いつから謙也にちょっかいを掛け始めたのだろうか。

駅のホームの椅子に座り、ぼんやりと規則的に過ぎていく電車を眺めながら考える。

最初っから仲は悪くなかった気がする。そうだ、最初にあったころはそれなりに仲が良かった。今の日常に慣れてるせいで昔の記憶すら霧がかった曖昧なものになっている。


ああ、そうか。
最初はただ仲良くなりたかっただけだったんだ──




入学式。
空は快晴、だが残念なことに桜は一昨日の豪雨で散っていた。しかし何本かは生き残っていたようで桜の下で写真を撮る家族が結構いた。
式は案外短調に終わった。視線だけを泳がせながら周りの面子を見たが、中学の入学式に金髪で乗り込んで来ている奴とは仲良くできないな、と直感した。
式が終わって、ふらふらと何処と無く校内を歩き回っていると運動場の方からポーンとボールを打つ音が聞こえた。

(テニス…!)

音の鳴る方へ急ぎ足で向かった。ジュニアの頃からテニスをしていた。この学校に入るのを決めたのも地元では強豪校と名高いテニス部に入る為だった。グラウンドへ向かったが広すぎる校舎で迷ってしまい。まだ微かに聞こえるボールの音を追って探し当てようとするが、姿は見えない。どうしたものかと、グラウンドをさ迷っていると後ろから「なあ」と声を掛けられた。辺りを確認したら自分しか居なかったので、自分に話しかけられているのかと気づいたのはワンテンポ遅れてから。呼ばれた方を見ると、そこには絶対仲良くできないと先ほど思ったばかりの金髪の少年。

「白石蔵ノ介くんやろ?」

ニコニコと笑う姿は、厳ついモノではなく無邪気に笑う子供のそれだった。その姿に少し安堵した。しかし、何で俺の名前を知っているのだろうか、聞こうと思ったがその前に金髪の少年が口を開いた。

「テニス部探しよんとちゃう?」
「…なんで知っとん?」
「だって有名やん!去年のテニスの試合で優勝しとったやろ!」

少年はバッグの中からおもむろに雑誌を取りだし目の前へ広げた。確かにそれには俺の姿と名前が書かれていた。いつのことだと記憶を辿っていくと10ヶ月前に受けた取材を思い浮かべた。少年は俺が確認したのを見てパンッと勢いよく雑誌を閉じた。

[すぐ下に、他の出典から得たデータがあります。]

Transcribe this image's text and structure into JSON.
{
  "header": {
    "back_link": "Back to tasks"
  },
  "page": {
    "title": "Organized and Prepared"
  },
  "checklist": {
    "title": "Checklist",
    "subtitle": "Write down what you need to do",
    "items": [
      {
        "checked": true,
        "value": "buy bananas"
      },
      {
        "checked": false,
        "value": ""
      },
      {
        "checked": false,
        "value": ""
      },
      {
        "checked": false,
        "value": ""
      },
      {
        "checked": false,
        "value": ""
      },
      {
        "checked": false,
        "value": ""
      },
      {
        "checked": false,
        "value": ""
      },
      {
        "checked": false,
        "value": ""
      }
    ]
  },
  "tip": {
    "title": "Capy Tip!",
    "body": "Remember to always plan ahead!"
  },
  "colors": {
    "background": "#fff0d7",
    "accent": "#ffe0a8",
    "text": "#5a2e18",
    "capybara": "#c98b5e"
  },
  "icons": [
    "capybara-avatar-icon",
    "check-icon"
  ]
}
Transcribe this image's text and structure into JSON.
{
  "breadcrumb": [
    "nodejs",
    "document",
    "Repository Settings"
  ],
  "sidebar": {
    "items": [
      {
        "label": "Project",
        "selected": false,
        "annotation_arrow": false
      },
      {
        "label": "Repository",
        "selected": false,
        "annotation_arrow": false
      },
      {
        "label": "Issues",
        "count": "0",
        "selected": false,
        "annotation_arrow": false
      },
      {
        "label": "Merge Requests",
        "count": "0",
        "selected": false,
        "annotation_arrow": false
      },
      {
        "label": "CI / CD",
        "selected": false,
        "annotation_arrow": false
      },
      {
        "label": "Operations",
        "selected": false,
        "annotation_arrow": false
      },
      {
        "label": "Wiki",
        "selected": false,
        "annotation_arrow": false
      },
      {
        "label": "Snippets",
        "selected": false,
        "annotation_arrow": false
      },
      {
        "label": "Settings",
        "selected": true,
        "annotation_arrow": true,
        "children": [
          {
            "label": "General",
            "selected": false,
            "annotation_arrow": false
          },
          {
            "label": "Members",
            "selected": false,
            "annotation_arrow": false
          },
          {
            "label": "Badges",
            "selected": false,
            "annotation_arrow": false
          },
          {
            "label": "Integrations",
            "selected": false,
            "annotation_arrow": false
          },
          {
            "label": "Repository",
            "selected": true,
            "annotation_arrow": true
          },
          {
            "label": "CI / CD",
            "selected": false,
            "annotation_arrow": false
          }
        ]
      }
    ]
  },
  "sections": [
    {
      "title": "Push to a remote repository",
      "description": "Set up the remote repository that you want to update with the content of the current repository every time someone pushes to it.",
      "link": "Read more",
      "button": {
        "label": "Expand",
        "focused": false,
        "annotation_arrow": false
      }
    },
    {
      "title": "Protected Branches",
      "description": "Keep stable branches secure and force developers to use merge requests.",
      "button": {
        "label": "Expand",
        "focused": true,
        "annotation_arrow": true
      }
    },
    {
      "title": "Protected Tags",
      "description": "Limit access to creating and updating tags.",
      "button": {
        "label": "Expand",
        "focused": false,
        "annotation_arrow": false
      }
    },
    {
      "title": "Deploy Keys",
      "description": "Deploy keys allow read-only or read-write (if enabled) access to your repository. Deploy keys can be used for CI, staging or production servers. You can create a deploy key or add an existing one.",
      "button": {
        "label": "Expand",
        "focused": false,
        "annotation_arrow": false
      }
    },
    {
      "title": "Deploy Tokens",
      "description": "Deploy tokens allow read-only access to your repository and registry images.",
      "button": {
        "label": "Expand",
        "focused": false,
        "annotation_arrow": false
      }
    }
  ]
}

「今日は出血大量大サービスでこの忍足謙也がナビゲーターしちゃるわ!」
「ども…」

最初は変わった奴だと思った。忍足謙也と名乗る少年は満足そうに鼻唄を歌いながらナビをしてくれた。時折、自分家のイグアナの話や従兄弟の話、そして自分もテニス部に入るんだという話をしてくれた。余りに楽しそうに話してくれるものだから聞いているこっちまで楽しくなっていた。

「あ、ここがテニス部部室であそこがテニスコートな!ほな、俺は親のとこ帰るわ」
「あ、おおきに!」

謙也は満足そうに「ほなまた!」と手が引きちぎれんばかりに手を降って笑って去っていった。
だんだんと見えなくなっていく姿に名残惜しいと思いながらもテニス部へ向かった。案内をしてくれる間だけだったが、随分と話をした気がする。

また今度お礼を言っておかないと。
またゆっくり話をしてみよう。
また一緒に────



このとき俺は『また』なんて来ないことにまだ気がついてなかった。